La mar estaba serena,

serena estaba la mar



La noche. El ritmo. Las olas. Todo el tiempo del mundo condensado en un instante. Los lugares adonde lleva la música. ¿Cómo hace el martillo del piano para acertar en ese lugar del cuerpo que aloja la emoción?

Un equilibrio frágil. Como todo equilibrio. Así se vivía en el crucero Eugenio B, que navegaba por el mar Mediterráneo una noche de junio, en busca del puerto de Marsella, mientras del otro lado de Francia acechaban las tropas del dictador con bigote, sin que nadie pudiera imaginar aún lo que eso iba a significar.

Vladimir Ilich Tao Tse Tung, el maestro taoísta leninista que inspira esta columna y a miles de personas en todo el mundo, no podía dejar de sentir una especie de encierro. Es cierto, no había margen para el aburrimiento en el crucero. Que el trabajo de mozo bajo las órdenes de Nito Metre, que las charlas con Tomasito Mann, que la música de Vito Nebbia, que alguna que otra bola en la ruleta, que un traguito antes de irse a dormir.

Pero Vladimir entendía que a veces está bueno aburrirse un poco. Hacer una pausa. Dejar que el tiempo pase. Que se vacíe el espacio. Sacarle las palabras, la risa, el llanto, el ruido. Hasta la música. Que se llene de aire. De oxígeno. Y empezar de a poco: a respirar, a dibujar la historia. La historieta.

Vladimir creía que eso era la vida: una historieta. Cada vida una tira de historieta, que se va cruzando con otras tiras de historieta, hasta poblar de viñetas, que van de un lado a otro en múltipes direcciones, la hoja que estaba virgen.

Lo único que pido es un cuadro en blanco; no es tanto, Mann, se lamentó ante Tomasito, que insistía en que cómo podía sentirse encerrado ante la inmensidad del mar y las estrellas. Estaban en la cubierta del crucero y la noche invitaba a dejarse abducir por ella.
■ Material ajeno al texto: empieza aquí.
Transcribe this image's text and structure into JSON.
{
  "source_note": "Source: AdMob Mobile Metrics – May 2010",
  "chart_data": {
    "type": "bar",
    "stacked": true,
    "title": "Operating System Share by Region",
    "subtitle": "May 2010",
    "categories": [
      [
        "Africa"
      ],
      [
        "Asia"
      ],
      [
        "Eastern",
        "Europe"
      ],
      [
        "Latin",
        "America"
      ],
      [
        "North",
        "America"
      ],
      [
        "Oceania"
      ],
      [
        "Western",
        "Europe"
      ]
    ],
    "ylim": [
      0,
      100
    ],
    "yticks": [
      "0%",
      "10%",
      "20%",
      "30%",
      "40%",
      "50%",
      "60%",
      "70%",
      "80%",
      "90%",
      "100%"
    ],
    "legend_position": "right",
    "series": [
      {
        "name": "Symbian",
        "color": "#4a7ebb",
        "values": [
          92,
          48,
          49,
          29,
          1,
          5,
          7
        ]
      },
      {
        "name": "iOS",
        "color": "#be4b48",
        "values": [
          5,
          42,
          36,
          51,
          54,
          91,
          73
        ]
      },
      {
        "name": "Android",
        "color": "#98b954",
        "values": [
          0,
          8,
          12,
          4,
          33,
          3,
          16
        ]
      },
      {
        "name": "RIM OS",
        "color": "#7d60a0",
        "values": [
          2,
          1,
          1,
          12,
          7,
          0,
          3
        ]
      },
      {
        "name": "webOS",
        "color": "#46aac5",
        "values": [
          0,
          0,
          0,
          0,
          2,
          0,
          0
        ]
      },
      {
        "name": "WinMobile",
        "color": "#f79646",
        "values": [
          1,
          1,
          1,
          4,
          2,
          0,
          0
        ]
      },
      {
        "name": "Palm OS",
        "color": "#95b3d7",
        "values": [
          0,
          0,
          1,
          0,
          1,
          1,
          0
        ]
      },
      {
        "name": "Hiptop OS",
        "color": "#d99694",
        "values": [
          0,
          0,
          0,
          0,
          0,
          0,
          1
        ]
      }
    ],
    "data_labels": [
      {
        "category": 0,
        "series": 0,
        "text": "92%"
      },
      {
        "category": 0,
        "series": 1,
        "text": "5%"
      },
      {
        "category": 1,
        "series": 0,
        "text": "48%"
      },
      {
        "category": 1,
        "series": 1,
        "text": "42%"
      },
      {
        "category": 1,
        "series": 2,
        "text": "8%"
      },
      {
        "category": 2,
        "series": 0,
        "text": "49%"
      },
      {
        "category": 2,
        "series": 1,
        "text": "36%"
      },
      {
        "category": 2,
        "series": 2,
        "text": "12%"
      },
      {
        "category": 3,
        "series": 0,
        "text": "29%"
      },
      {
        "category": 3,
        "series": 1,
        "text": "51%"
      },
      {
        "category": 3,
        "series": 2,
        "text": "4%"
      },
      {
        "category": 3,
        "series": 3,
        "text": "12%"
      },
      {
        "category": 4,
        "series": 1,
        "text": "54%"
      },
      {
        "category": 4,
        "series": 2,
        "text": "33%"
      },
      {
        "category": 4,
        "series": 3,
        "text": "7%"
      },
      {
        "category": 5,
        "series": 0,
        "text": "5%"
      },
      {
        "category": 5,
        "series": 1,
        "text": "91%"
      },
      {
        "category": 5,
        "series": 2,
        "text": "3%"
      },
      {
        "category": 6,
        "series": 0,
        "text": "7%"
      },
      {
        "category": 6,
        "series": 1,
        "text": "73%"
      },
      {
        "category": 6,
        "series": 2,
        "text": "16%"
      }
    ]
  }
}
¿No es suficiente?, preguntó Tomasito. Vladimir lo pensó. Cerró los ojos, movió suave la cabeza de arriba a abajo, respiró profundo. Se sintió agradecido. A la noche, a su amigo, al silencio.

Estuvo un rato así. Se calmaron los pensamientos, acunados dentro su cabeza por el leve vaivén de las olas. Sintió que estaba en una cabinita (*) que lo apartaba de todo. Es placentera la serenidad.

Faltaba poco para Marsella, última escala europea del Eugenio B, el barco de Don Bosta en el que Vladimir era mozo y Tomasito Mann pasajero. 

Esperaba un océano. Algo inmenso. Inconmensurable. Muchos cuadros en blanco por llenar.

El efecto cabinita se disipó. El silencio ya no era tal. Las olas, el viento, los motores. Y una música que empezó a llegar de a poco. Vito Nebbia, su nueva novia Roseamry Yorio y el bueno de Nito Metre también estaban en cubierta. Vito tocaba la guitarra, Nito la flauta, Roseamery cantaba.

Sonaba lindo.

(*) Algunos fanáticos que adjudican a Vladimir influencia sobre (casi) todo y (casi) todos dicen que este concepto de "cabinita" inspiró el cono del silencio del Superagente 86 Maxwell Smart. Esta columna prefiere tomarlo sólo como una hipótesis.